一時的な現場、とはいえ、そういうのにいい加減うんざりして、いつまで俺はこんな通勤生活を続けるのか、という気持ちになり、そうだ、店でもやるしかない、これだけ本が好きなんだから、本屋でもやるか、ちょうどこないだ住んでる町からほとんど書店が消滅しちゃったし、この町にカルチャーを取り戻すんだ、やるぞ、俺はみたいな衝動で買い込んだ本。荻窪にある新刊書店Titleの店主がサラリーマン時代から開業までを振り返っている。

本屋ってどういうビジネスなの、っていうところがわかって参考になったし、大変そうだな、サラリーマンのほうが気楽で良いかもな、といきなり気持ちが折れそうな本でもある。このTitleという書店には行ったことがないし、中央線沿線の生活圏にもほとんど足を踏み入れることがないからこれからもいくことはなさそう。だけれども、近所にこういう本屋があったら良いのにな、と思う。

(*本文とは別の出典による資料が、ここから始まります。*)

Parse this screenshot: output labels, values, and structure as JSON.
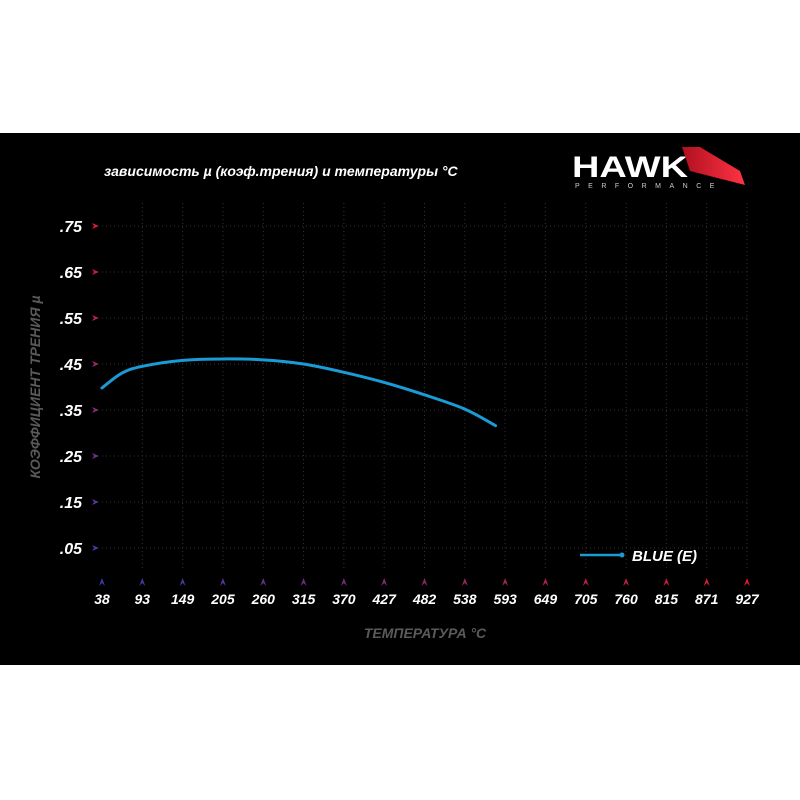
{
  "chart_data": {
    "type": "line",
    "title": "зависимость µ (коэф.трения) и температуры °C",
    "xlabel": "ТЕМПЕРАТУРА °C",
    "ylabel": "КОЭФФИЦИЕНТ ТРЕНИЯ µ",
    "x_ticks": [
      38,
      93,
      149,
      205,
      260,
      315,
      370,
      427,
      482,
      538,
      593,
      649,
      705,
      760,
      815,
      871,
      927
    ],
    "y_ticks": [
      0.05,
      0.15,
      0.25,
      0.35,
      0.45,
      0.55,
      0.65,
      0.75
    ],
    "y_tick_labels": [
      ".05",
      ".15",
      ".25",
      ".35",
      ".45",
      ".55",
      ".65",
      ".75"
    ],
    "xlim": [
      38,
      927
    ],
    "ylim": [
      0,
      0.8
    ],
    "grid": true,
    "legend_position": "bottom-right",
    "series": [
      {
        "name": "BLUE (E)",
        "color": "#1a9ad6",
        "x": [
          38,
          65,
          93,
          149,
          205,
          260,
          315,
          370,
          427,
          482,
          538,
          580
        ],
        "y": [
          0.398,
          0.43,
          0.445,
          0.458,
          0.461,
          0.459,
          0.45,
          0.432,
          0.41,
          0.383,
          0.352,
          0.316
        ]
      }
    ]
  },
  "brand": {
    "name": "HAWK",
    "sub": "PERFORMANCE"
  },
  "colors": {
    "background": "#000000",
    "axis_top": "#e0192e",
    "axis_bottom": "#3b3aa8",
    "tick_label": "#ffffff",
    "axis_title": "#5a5a5a"
  }
}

自分にとって、本屋って、そういう感覚なんだよな、わざわざ行く感じじゃなくて。すでに欲しいものがわかってたら、Amazonで買っちゃうし。本屋という存在のあり方についても考えさせられる。マイルドな筆致で書いてあるのだが「松浦弥太郎とか高山みなみとか置いといたらセレクトショップ感がとりあえず整っちゃってそういうのってヤダ」とインスタントなセレクトショップ感を軽くdisってるところとか面白い。

ロラン・バルト 『零度のエクリチュール』

 

零度のエクリチュール 新版

零度のエクリチュール 新版

 

世界がロラン・バルトの気分だ、という直観から読みはじめたがなんだかわからない本。訳者が解説するにこの頃のバルトは、自分で使ってる概念もよく定まっておらず、なんかフワッとしたなかで「エクリチュール」と言っている。その「エクリチュール」がなんなのか、ハッキリとはわからない。言語とも文体とも違う、作者が選びうる書きぶり、それってなに? そのふんわりこそ、世界がロラン・バルトを求めるべき所以なのであって……。もう少し読んでみます。

細馬宏通 『うたのしくみ』

 

うたのしくみ

うたのしくみ

 

長らく読みそびれていた細馬宏通による音楽評論の本を読む。楽譜や専門用語をほとんど使わずに、ポピュラー・ミュージックの楽曲を分析したWeb連載と、CDのライナーノーツや単発の評論が収録されている。ジョアン・ジルベルトの「サンバがサンバであるからには」の回はリアルタイムで読んだと思う。先日、この記事(↓)を読んで思い出して買い求めた。

note.mu

本書における楽曲分析は、音楽理論の方向からでなく、音楽における歌(歌詞とメロディ)そして伴奏によって身体がどうなってしまうのか、どうしてこの音楽は気持ちいいのか、という身体感覚の分析からアプローチされている。同時に社会的な文脈も振り返られるのだが、そこで蘇るのも歴史のうえでの、過去のリスナーの身振り、手振り、リアクションなのであって、身体の歴史の本とでも言えるのかも知れない。語られる音楽だけでなく、本書における日本語の音声学的記述を読むときに、読者の身体にもまたインパクトがある。日本語という自明すぎるもの・身近すぎるものを改めて観察する楽しさ、声を出さずに、声帯や唇や舌の動きを確かめたときの、その驚き。